Primary care physicians and other physicians should not get frustrated when looking at hormone replacement or birth control therapy in patients with migraines because the complexity of the endocrine system increase the likelihood that not all patients will react the same way to treatment, Charles said.

Targeted therapeutics

The current understanding of targeting therapeutics to the hypothalamus is relatively limited, Charles said.

There have been instances where inhaled oxytocin has been tried as a migraine therapy.

“In terms of implementing other approaches, I would tell physicians to acknowledge the complexity of the system and the role of the hypothalamus and try not to be frustrated that simple interventions, especially on the hormonal side, don’t work,” he said.

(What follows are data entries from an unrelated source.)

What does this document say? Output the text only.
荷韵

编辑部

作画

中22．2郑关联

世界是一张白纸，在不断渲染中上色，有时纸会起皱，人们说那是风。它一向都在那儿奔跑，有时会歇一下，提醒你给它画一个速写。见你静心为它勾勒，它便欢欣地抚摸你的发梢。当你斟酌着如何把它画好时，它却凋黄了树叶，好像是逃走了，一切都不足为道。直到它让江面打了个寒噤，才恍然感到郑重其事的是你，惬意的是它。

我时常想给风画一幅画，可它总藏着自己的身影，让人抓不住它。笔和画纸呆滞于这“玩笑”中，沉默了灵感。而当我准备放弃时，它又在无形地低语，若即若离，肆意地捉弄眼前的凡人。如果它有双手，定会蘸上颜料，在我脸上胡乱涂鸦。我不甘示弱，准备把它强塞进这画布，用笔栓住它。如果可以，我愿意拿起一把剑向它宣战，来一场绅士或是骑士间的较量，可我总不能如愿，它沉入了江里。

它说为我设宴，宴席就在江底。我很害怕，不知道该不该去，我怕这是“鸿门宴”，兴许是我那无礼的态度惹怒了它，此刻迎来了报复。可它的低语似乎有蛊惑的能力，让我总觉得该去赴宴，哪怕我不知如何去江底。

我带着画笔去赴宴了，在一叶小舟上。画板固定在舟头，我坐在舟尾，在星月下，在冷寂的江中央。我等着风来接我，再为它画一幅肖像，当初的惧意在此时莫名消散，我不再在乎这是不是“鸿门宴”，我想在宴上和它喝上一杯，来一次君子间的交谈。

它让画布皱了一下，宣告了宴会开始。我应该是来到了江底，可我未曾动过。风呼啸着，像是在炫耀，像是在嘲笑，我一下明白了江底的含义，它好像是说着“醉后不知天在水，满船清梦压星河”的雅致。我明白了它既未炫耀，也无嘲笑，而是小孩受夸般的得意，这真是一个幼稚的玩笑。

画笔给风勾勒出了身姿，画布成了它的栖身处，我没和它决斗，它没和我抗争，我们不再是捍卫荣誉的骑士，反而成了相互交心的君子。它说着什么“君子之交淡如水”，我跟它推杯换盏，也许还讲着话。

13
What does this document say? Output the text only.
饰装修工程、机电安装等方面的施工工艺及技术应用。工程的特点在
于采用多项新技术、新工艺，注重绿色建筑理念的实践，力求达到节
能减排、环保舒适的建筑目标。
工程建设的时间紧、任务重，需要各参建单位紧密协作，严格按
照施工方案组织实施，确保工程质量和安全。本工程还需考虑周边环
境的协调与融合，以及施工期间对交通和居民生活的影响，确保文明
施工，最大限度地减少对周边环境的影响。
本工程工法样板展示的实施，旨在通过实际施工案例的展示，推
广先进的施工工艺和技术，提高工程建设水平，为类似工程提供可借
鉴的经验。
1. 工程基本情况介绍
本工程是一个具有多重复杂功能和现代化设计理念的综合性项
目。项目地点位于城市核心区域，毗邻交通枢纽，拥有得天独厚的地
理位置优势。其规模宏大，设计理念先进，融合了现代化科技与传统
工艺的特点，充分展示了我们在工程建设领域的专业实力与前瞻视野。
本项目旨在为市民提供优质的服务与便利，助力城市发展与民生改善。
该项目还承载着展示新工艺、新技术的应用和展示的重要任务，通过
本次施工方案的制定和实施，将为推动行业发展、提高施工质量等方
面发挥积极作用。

This idea has the potential to be appealing for patients who don’t always understand why sleep, diet and hormonal function impact their migraine attacks.

For instance, CGRP-targeted therapy and other pituitary adenylate cyclase-activating peptides are involved in the function of the hypothalamus.

Physicians can now start to study patient responses to these therapies and take them back to a laboratory and understand how they work and consider the hypothalamus as a target for some newer therapies, according to Charles.

“There are CGRP receptors all over the hypothalamus and it’s quite possible that one of the mechanisms by which these new treatments are working is by modulating that function,” he said. “We don’t know that yet, but I think that’s something that definitely will be worth paying attention to.” – by Ryan McDonald

Reference:

Charles AC. Plenary – Part 2: Therapeutic Targets of the Future. Presented at: American Headache Society Annual Scientific Meeting; June 28-July 1, 2018; San Francisco.

Disclosures: Charles reports consulting for Amgen, Biohaven, Eli Lilly and eNeura.